The head of Turkey’s Higher Education-Board confirmed this week that he ordered Istanbul University, one of the nation’s biggest, to stop its professors from kicking students out of classes for wearing head coverings.
The directive followed a complaint by an Istanbul University student, who was sent out of class last November for wearing a hat. Many students disguise headscarves by placing an over-sized baseball cap on top of their scarves.
The headscarf debate has dominated political talk in Turkey for most of the year and almost brought the ruling party to the brink of being banned by the country’s highest court for infringing on human rights. Now it seems that the two major parties have reached a consensus.
“This is liberalization in one sense and in another sense it is acceptance of the headscarf in the public domain in Turkey,” said Dr. Nilufer Narli, a professor of Political Sociology at Bahçeşehir University and author of numerous books including the forthcoming Feminism, Islamism and Women’s Political Participation: A Comparative Perspective.
“This is a healthy process for Turkey. This issue was really creating conflict and dividing the society,” Dr. Narli said. “It will bring more unity to Turkey.”
In a sign of how power is shifting in Turkey, the Republican People’s Party, or CHP, the main party of secularist opposition, has said in recent weeks that it, too, would support ending the ban in universities.
“This is a political process. The competing parties have been trying to reach a consensus, one political group insisted it is only political symbol and it shouldn’t be permitted in public and another party claimed it is sign of faith and should be allowed in the public sector. Today these two parties are reached a consensus that the headscarf should be accepted and permitted at universities,” Dr. Narli added.
The directive released today was aimed specifically at Istanbul University, however, it is expected that more universities will follow suit.
“We are against anybody being sent out of the classroom for any way of dressing,” said Education Board President Yusuf Ozcan, in comments to Turkey’s NTV television channel.” We notified this [to Istanbul University]. If it is needed, we will notify other universities as well.”
Secularists, including many academics, support the ban out of fear that any dilution of Turkey’s secular laws will open the floodgates to the country’s Islamization.
“This is a huge step backwards, a step to radicalize the state and a step towards Islamization,” Anders Gravers founder of Stop Islamization Of Europe (SIOE) told The Media Line. “This will be one of many steps that will transform Turkey into an Islamic state.”
“The veil means you are a good Muslim, that you are cleaner than everyone else and that those who do not wear it are unclean.

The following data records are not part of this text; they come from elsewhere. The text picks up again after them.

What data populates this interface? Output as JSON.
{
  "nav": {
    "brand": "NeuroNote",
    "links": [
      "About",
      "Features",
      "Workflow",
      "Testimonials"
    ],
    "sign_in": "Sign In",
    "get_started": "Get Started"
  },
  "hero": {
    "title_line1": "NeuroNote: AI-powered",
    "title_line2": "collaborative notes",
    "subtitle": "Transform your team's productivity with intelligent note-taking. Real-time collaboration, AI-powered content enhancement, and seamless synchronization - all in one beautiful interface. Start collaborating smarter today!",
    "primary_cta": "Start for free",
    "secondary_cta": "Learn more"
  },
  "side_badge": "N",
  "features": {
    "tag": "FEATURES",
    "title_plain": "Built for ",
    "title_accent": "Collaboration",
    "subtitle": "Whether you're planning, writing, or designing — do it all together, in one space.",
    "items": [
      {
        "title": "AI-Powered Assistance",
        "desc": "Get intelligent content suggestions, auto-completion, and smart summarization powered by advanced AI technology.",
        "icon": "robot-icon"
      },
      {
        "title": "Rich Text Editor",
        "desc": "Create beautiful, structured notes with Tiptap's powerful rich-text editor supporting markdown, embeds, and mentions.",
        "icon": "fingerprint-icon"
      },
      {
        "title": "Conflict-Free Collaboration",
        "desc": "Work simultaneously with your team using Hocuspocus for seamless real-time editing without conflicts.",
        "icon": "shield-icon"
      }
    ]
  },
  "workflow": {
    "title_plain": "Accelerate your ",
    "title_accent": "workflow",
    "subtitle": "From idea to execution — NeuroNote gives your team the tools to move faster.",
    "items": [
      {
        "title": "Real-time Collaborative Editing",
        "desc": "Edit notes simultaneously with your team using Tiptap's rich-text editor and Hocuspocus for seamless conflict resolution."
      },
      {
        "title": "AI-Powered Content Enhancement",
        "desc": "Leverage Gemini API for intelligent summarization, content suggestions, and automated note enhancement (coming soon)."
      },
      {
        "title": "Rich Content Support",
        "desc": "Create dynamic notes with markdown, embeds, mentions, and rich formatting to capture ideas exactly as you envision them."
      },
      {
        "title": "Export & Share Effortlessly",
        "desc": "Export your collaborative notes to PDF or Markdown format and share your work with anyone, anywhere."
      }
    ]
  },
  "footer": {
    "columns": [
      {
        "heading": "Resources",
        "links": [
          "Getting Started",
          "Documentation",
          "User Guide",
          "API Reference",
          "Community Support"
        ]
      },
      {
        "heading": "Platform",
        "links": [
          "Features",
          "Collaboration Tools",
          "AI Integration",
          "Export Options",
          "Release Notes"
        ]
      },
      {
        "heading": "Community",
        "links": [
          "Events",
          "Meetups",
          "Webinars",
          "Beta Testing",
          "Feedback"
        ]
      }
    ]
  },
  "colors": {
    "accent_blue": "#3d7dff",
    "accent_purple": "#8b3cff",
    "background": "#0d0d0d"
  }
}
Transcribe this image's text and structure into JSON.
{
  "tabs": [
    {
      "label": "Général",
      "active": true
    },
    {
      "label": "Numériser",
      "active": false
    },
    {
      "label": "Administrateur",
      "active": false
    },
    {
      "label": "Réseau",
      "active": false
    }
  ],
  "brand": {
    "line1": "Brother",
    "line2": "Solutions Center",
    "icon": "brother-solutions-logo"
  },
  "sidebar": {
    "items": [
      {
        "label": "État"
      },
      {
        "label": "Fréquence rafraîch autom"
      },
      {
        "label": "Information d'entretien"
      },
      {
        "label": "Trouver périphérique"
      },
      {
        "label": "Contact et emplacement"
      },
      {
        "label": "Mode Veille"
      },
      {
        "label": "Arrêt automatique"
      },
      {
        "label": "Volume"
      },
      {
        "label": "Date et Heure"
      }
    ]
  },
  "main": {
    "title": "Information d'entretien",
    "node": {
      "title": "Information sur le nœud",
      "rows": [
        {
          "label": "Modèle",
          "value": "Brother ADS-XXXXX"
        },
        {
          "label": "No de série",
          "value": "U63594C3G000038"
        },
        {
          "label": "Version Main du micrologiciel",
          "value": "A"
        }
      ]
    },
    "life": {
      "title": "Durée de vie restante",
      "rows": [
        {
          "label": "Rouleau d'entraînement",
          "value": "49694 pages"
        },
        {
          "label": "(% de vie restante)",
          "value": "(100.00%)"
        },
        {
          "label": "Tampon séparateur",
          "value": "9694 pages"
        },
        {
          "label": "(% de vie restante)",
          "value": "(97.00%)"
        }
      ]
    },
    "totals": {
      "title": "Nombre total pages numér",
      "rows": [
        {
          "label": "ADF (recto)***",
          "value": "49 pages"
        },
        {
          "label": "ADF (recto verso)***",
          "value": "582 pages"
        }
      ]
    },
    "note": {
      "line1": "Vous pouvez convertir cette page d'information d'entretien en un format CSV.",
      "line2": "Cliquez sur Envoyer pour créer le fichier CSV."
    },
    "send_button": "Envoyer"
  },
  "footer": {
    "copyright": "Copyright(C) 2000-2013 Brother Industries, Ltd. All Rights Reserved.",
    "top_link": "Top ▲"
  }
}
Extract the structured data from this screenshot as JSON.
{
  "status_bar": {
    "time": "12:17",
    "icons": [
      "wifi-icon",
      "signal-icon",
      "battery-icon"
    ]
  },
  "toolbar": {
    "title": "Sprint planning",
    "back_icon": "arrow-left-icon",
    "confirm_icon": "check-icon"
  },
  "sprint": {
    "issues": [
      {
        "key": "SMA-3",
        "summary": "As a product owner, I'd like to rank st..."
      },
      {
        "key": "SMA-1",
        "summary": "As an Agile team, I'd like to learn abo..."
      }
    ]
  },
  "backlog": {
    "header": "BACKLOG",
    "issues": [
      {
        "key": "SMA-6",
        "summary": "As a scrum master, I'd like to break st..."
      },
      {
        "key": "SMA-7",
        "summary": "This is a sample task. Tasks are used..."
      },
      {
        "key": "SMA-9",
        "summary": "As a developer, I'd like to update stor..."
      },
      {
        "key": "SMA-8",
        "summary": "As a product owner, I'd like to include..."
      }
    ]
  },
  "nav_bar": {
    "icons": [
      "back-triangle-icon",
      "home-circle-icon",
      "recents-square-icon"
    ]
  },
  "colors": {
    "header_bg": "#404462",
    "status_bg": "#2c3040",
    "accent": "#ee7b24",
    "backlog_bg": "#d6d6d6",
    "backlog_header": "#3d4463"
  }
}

The founder of Turkey liberated the women and now he [Abdullah Gül] is allowing them to be condemned,” Gravers said.
“The Arab-Turks want to make this a law because they want to use the veil as a step towards Islamization. To show that they [Muslims] are dominating,” Gravers added.
Parliament passed legislation to lift the ban in 2008. The law was struck down by Turkey’s top court on grounds that it conflicted with the constitution’s secular guarantees. The court then came within a single vote of banning the AKP Party (Justice and Development Party) as a threat to Turkey’s secular foundations.
That, however, is unlikely to be repeated. In a referendum last month, the government succeeded in driving through amendments to the constitution that will radically change the make-up of the Constitutional Court, likely ending its dominance by secularists. Turkey’s Higher Education Board, too, was once a bastion of secularism. It is now dominated by government appointees.